Setelah mencoba mengikuti obrolan WhatsApp dan juga berdiskusi dengan orang tua yang lain, ada beberapa siasat yang dilakukan agar anaknya bisa sekolah di sekolah negeri impian.
Yang pertama, pindah rumah sekalian pindah kartu keluarga. Salah seorang ibu yang anaknya cukup berprestasi pindah rumah mendekati sekolah impian anaknya. Meskipun saat ini, jarak rumah yang dipilih jauh dari sekolah SD yang sekarang. Lebih dari 30 menit dengan mobil.
Ibu yang lain lagi dengan mantap pindah Kartu Keluarga ke daerah Jakarta Selatan karena kebetulan ada rumah di daerah tersebut. Apalagi Jakarta Selatan cukup terkenal dengan banyaknya sekolah negeri yang cukup bagus.
Yang kedua, membeli properti di sekitar sekolah yang bagus. Kalau yang ini adalah strategi dari grup bapak-bapak. Saat ini di Jakarta dan sekitarnya banyak apartemen yang dibangun. Dengan surat kepemilikan apartemen, surat pengantar pengelola apartment, pengantar RT/RW asal, kemudian ditambah dengan surat pengantar dari RT/RW sekitar apartemen, KTP dan KK bisa dengan mudah berganti.
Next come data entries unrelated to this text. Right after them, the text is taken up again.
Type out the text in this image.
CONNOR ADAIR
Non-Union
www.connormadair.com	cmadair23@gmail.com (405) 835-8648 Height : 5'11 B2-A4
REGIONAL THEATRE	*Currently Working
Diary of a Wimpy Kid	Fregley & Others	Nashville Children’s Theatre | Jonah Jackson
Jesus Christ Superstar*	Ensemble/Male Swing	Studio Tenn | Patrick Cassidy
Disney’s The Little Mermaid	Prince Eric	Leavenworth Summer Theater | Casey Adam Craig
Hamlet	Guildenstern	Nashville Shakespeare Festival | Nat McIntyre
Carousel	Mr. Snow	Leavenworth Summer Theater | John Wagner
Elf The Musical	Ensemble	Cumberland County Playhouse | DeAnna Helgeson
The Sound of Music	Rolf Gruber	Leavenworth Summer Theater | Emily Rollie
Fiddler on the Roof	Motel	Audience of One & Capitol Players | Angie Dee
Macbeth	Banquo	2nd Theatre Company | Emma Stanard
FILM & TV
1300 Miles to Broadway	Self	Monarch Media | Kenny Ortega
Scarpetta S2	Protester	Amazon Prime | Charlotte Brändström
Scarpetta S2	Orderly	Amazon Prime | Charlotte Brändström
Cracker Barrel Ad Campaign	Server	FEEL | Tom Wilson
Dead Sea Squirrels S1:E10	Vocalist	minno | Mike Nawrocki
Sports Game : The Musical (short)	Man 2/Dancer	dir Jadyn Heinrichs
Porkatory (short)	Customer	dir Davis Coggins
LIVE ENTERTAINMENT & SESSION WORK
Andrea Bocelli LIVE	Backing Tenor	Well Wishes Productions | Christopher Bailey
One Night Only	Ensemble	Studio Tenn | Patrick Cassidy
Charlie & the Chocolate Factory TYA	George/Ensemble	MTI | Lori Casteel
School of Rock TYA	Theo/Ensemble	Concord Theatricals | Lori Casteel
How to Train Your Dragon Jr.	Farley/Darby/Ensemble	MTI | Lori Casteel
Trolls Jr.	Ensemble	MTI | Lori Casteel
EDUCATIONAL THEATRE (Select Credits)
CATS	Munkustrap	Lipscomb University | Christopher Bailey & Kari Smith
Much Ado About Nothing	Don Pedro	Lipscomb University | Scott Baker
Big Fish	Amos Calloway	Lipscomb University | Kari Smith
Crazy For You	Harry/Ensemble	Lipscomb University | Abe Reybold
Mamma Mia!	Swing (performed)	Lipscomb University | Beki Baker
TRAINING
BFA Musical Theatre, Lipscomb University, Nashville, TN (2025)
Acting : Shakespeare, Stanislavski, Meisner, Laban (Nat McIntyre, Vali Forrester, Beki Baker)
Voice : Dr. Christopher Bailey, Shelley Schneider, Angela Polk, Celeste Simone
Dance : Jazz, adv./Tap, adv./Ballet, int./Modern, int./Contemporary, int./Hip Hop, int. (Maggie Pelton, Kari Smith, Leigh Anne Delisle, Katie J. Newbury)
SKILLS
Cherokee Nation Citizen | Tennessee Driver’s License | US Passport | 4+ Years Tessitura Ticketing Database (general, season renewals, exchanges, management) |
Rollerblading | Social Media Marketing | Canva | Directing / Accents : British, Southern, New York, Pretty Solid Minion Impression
Tentu metode kedua ini perlu modal yang banyak. Mungkin nanti akan ada bisnis tersendiri dimana orang tua dengan mudah memindah alihkan apartemen setiap tahun karena toh yang dibutuhkan surat tinggalnya hanya saat pendaftaran sekolah.
Yang ketiga, yang tidak ada keinginan pindah rumah dan modalnya tidak terlalu bagus, tetap ada harapan. Yaitu melalui jalur prestasi. Dari syarat PPDB, ada beberapa persen kuota yang akan dipakai untuk siswa berprestasi. Dari raport, juara lomba dan juga aktif organisasi. Menurut aturan tahun 2021 misalnya, 18% akan berasal dari prestasi akademik dan 5% berasal dari prestasi non-akademik. Yang tentunya banyak term and conditions yang berbeda-beda tiap sekolah menentukan jalur prestasi itu seperti apa.
Metode ketiga ini perlu kejelian orang tua tentang kira-kira bakat apa yang anaknya cukup bagus. Juga memilih lomba yang mana dan tingkat apa yang anaknya ada kemungkinan besar menang. Yang tak kalah penting, keproaktifan orang tua setelah anak lomba. Karena kadang-kadang piagam, medali dan lain-lain akan disimpan pihak sekolah. Sehingga orang tua perlu menduplikat sendiri medali yang sudah dimenangkan.
***
“Berarti anak kita harus kita tunjukkan prestasinya Pak” kata istriku
“Iya Bu”
“Itu piagam-piagam waktu dia ikut lomba dikumpulin. Kalau bisa sekarang ikut-ikut kursus dan lomba-lomba lagi gitu, siapa tahu ada yang nyantol. Non akademik mungkin bisa menggunakan prestasi kegiatan ekstrakurikuler”
Loh-loh…. Ko saya and istri saya jadi mirip keluarga bu Camilla Mahal yang ambisius menyiapkan anaknya sekolah di Harvard?